“安排了安排了,下午一点多钟司机就到位。
我刚才打电话让后勤那边把车洗干净消毒了。
老大你放心,可以准时去接玲妹。”
黄政点了点头,又看了一眼手表,十二点四十分。
距离三点还有两个多小时,时间不算赶,但也不算宽裕。
他走回桌边,拿起自己的外套披在肩上,对刘标说:
“那行,我们就先走了。等你忙完这阵子,有空来雾云坐坐,看看雾江的黄昏。”
刘标笑着伸出手与黄政握了一下:
“一定去。
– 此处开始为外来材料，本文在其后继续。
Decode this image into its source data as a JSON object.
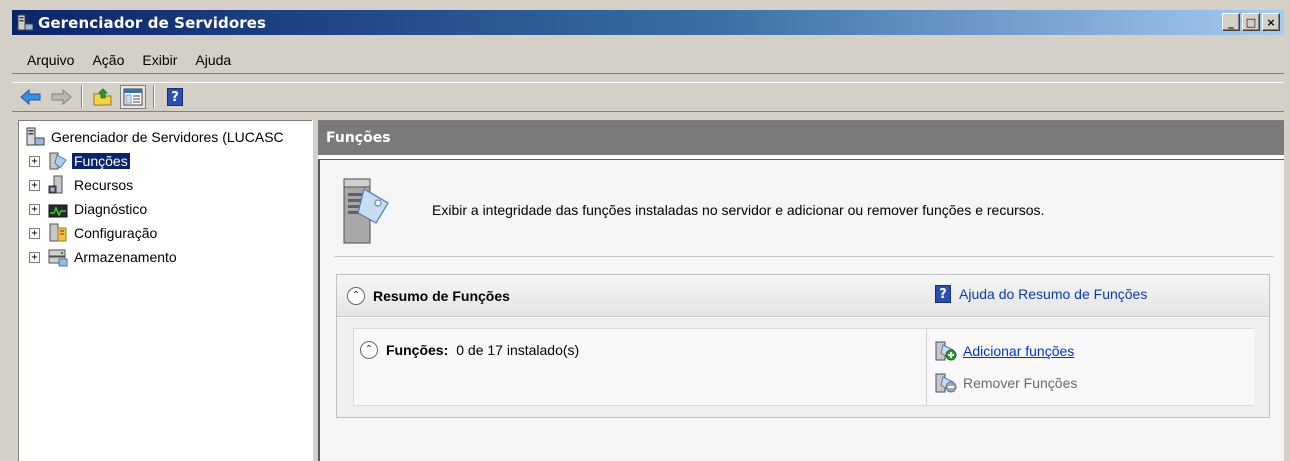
{
  "window": {
    "title": "Gerenciador de Servidores",
    "minimize": "_",
    "maximize": "□",
    "close": "×"
  },
  "menu": {
    "items": [
      "Arquivo",
      "Ação",
      "Exibir",
      "Ajuda"
    ]
  },
  "toolbar": {
    "help_glyph": "?"
  },
  "tree": {
    "root_label": "Gerenciador de Servidores (LUCASC",
    "expander": "+",
    "items": [
      {
        "label": "Funções",
        "selected": true
      },
      {
        "label": "Recursos",
        "selected": false
      },
      {
        "label": "Diagnóstico",
        "selected": false
      },
      {
        "label": "Configuração",
        "selected": false
      },
      {
        "label": "Armazenamento",
        "selected": false
      }
    ]
  },
  "main": {
    "header_title": "Funções",
    "intro_text": "Exibir a integridade das funções instaladas no servidor e adicionar ou remover funções e recursos.",
    "panel": {
      "title": "Resumo de Funções",
      "help_link": "Ajuda do Resumo de Funções",
      "help_glyph": "?",
      "summary_label": "Funções:",
      "summary_value": "0 de 17 instalado(s)",
      "actions": {
        "add": "Adicionar funções",
        "remove": "Remover Funções"
      }
    },
    "collapse_glyph": "⌃"
  },
  "colors": {
    "title_gradient_start": "#0a246a",
    "selection": "#0a246a",
    "header_gray": "#7a7a7a",
    "link_blue": "#0033cc"
  }
}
你那边刚经历完水灾,后面复工复产任务也重,不要把自己扛得太累。
有什么事需要巡视组这边配合的,随时给我打电话。”
他说着,手掌加了一点力度,像是在传递一种不需要多说也能明白的东西。
黄政握了握他的手,松开,转身朝门口走去。
夏林已经快步跟上,顺手从王雪斌手里接过黄政的公文包。
陆小洁站在门口送他们,双手在围裙上擦了擦,朝夏林抬了抬下巴:
“林子,路上照顾好老大。等你忙完这阵子,来省城多住两天,我给你们做酸菜鱼。”
夏林回头朝她笑了:“记住了,姐。你那酸菜鱼我惦记了好久了。”
两人一前一后走下楼梯,刘标站在三楼的窗口目送他们上了一辆停靠在路边的白色面包车。
看着车身慢慢驶出小街拐角,汇入省城午后的车流中,这才转过身来,拿起桌面上的茶杯又喝了一口。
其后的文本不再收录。